О, Кэйа помнила их ещё как! Эти значки плотно врезались в ее память. Кэйа подняла с пола сухую ветку и нетерпеливо стала выводить их на пыльном полу. Талэк наклонился, чтобы прочесть написанное, и резко отшатнулся назад, хватая ртом воздух. Дети озадаченно переглянулись.

– Что? Что тут написано? – с мольбой в глазах спросила Кэйа.

Взгляд старика источал нескрываемую тревогу и ещё нечто, что Хальвар посчитал страхом.

– Та, кого вы встретили в пещере, – вовсе не Асвейг… – начал старик дрожащим голосом. – Это злое могущественное существо из царства темных богов, имя ему – Молох… Оно и выцарапано на том камне.

Где-то вдалеке прогремел гром. Дети невольно втянули головы в плечи. Хальвар поежился. Уже от самого этого имени исходил какой-то пугающий скользкий холод.

– Призвать такое в наш мир под силу лишь очень сильному колдуну, – продолжил старик. – Или колдунье. Пожалуй, таковой могла быть и Гулла… Вот ведь как…

Он надолго задумался, потирая седую бороду.

– Как же она призвала его? – спросила Кэйа.

– О, это тяжёлый и долгий ритуал, заканчивающийся неминуемой смертью призывающего…

– То есть?

– Колдунья пожертвовала свою жизнь в обмен на то, чтобы вселившийся в тело ее дочери Молох смог существовать. Он будет нести месть за них обеих, крадя и убивая людей. Этим он питается. Нашими с вами жизненными силами… Первые силы и отдала ему Гулла, умерев в страшных мучениях. Тяжёлые времена грядут для Вархема. Тяжёлые времена грядут для всего Вестеръётланда. Скоро в этих землях не останется ни одной живой души. И тогда Молох пойдет дальше…

– А есть у него слабости? – придвинулся ближе Гисли.

– Только одна. Молох не может выйти на солнечный свет. Это губительно для тела, в котором он обитает…

Хальвар вспомнил, как остановилась Асвейг перед линией самой тени. Солнце, стало быть, и спасло их тогда.

– Тогда мы убьем его! – вскочил Ульвар, выхватив свой деревянный меч и начав рассекать им воздух.

Талэк посмотрел на него с грустью:

– Если и возможно убить его, то только земную оболочку. Сама сущность останется, и вскоре Молох переберется в другое мертвое тело, и всё начнется заново. Его нельзя убить, нельзя изгнать, разве что только…

– Что?!

Старик кряхтя поднялся с места.

– Нам нужно к Ярлу, – ответил он, – нужно собрать всех.
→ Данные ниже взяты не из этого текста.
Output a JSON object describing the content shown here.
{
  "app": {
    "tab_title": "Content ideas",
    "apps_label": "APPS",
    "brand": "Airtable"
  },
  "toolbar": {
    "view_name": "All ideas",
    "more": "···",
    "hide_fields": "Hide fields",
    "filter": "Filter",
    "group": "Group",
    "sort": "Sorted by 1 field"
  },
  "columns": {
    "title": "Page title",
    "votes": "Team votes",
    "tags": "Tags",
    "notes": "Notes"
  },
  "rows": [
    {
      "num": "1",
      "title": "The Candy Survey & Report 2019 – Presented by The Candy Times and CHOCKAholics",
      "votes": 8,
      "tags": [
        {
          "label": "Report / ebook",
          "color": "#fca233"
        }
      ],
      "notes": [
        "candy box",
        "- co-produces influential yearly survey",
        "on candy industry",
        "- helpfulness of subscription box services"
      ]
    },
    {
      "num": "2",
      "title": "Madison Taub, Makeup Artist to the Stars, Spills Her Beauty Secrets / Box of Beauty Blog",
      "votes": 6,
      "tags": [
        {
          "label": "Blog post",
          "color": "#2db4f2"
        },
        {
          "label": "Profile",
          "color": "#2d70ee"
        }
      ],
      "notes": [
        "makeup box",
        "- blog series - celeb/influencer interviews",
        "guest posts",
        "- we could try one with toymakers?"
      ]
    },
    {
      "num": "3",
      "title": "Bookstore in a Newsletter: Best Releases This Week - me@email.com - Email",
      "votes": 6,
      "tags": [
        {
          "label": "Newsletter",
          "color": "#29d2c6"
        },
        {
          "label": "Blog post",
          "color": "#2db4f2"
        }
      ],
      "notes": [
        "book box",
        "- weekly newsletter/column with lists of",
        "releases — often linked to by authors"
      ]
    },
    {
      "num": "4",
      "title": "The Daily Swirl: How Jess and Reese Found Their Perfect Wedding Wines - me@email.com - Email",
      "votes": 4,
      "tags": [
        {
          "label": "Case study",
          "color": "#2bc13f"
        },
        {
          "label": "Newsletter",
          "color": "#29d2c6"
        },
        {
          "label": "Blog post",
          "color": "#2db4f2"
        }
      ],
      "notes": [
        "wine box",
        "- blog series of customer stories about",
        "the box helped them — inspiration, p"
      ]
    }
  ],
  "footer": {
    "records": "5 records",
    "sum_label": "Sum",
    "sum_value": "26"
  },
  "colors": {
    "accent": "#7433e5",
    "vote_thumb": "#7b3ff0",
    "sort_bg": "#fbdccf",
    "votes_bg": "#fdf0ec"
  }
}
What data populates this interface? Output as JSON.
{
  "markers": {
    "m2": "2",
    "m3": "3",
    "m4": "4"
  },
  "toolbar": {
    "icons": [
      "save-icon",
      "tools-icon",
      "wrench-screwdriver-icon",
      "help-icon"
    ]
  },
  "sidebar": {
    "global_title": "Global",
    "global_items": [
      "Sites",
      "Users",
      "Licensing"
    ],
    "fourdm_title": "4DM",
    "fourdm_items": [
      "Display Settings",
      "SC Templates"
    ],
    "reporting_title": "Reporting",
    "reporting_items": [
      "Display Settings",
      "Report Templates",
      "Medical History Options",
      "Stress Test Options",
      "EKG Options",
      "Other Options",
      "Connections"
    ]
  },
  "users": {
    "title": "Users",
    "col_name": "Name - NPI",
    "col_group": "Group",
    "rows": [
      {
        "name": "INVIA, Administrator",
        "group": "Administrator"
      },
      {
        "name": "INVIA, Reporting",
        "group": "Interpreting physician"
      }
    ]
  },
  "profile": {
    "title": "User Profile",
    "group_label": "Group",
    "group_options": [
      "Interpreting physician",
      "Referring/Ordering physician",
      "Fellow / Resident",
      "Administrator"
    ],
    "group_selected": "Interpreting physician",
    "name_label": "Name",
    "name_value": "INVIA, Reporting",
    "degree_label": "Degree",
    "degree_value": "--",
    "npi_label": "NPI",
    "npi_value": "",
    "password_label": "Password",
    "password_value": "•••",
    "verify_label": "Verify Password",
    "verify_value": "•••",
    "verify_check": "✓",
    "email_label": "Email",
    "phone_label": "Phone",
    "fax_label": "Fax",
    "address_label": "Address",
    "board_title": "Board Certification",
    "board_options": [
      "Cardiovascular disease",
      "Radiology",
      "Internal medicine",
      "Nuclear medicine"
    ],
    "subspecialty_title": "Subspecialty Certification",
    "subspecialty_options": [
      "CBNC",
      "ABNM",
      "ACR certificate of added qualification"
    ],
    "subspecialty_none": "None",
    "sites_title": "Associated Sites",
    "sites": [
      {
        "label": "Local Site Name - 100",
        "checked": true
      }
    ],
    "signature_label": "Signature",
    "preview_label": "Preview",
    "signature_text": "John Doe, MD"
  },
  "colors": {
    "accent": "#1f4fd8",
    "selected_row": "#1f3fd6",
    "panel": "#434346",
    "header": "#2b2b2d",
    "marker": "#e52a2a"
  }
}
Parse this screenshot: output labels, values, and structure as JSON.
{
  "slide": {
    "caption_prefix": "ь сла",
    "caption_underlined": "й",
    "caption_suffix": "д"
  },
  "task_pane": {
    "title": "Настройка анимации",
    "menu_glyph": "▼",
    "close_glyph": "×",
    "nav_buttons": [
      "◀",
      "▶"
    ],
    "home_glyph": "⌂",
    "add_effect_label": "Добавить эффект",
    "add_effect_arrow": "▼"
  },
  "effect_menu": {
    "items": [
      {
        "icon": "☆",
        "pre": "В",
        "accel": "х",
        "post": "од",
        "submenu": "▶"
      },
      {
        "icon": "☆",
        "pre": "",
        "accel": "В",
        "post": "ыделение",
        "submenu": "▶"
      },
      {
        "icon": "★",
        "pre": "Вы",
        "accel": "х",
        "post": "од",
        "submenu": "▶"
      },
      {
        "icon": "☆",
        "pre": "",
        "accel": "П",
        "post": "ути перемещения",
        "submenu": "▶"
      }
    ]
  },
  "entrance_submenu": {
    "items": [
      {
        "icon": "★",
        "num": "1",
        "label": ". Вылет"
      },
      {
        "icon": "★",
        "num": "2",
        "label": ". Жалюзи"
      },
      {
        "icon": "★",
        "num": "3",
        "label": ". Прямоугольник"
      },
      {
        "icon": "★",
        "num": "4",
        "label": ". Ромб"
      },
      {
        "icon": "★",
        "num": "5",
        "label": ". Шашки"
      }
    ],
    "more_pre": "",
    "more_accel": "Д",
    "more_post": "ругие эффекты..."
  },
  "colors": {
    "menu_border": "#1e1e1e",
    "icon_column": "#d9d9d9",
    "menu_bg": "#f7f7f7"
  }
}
За стенами как раз послышался шум голосов. Взрослые возращались в деревню. Хальвар уже не боялся быть наказанным. Теперь он боялся другого.

Вечером во дворе Ярла Ингвара собрался весь Вархем. Талэк поведал историю, рассказанную детьми, а также рассказал всё, что знал о таинственном существе по имени Молох. Свен, отец Хальвара, сидел среди старейшин и не сводил глаз с сына во время рассказа. Взгляд его попеременно отражал то возмущение, то тревогу, то настороженность… А в какой-то момент, как показалось Хальвару, и гордость. Мальчик напряженно вздохнул. Мнение отца много для него значило.

Когда Талэк закончил, началось всеобщее обсуждение. Каждый пытался вставить свое слово. Люди перекрикивали друг друга, и шум стоял такой, что Хальвару пришлось заткнуть уши.

Наконец Ярл Ингвар поднял руку, и все разом смолкли. Вид у него был совсем больной, и Хальвар подумал, что долго он так не просидит. Тем временем Ярл обратился к провидцу:

– Я хочу спросить твоего совета, Талэк Мудрый. Что ты предлагаешь нам делать?

Старик кивком головы поблагодарил Ярла за слово и, опираясь на посох, вновь вышел в центр.

– Как я уже сказал, – начал он, – Молоха нельзя убить. Его также нельзя вернуть в царство богов. Он будет продолжать сеять смерть повсюду, где ступит его нога. Но его можно перехитрить…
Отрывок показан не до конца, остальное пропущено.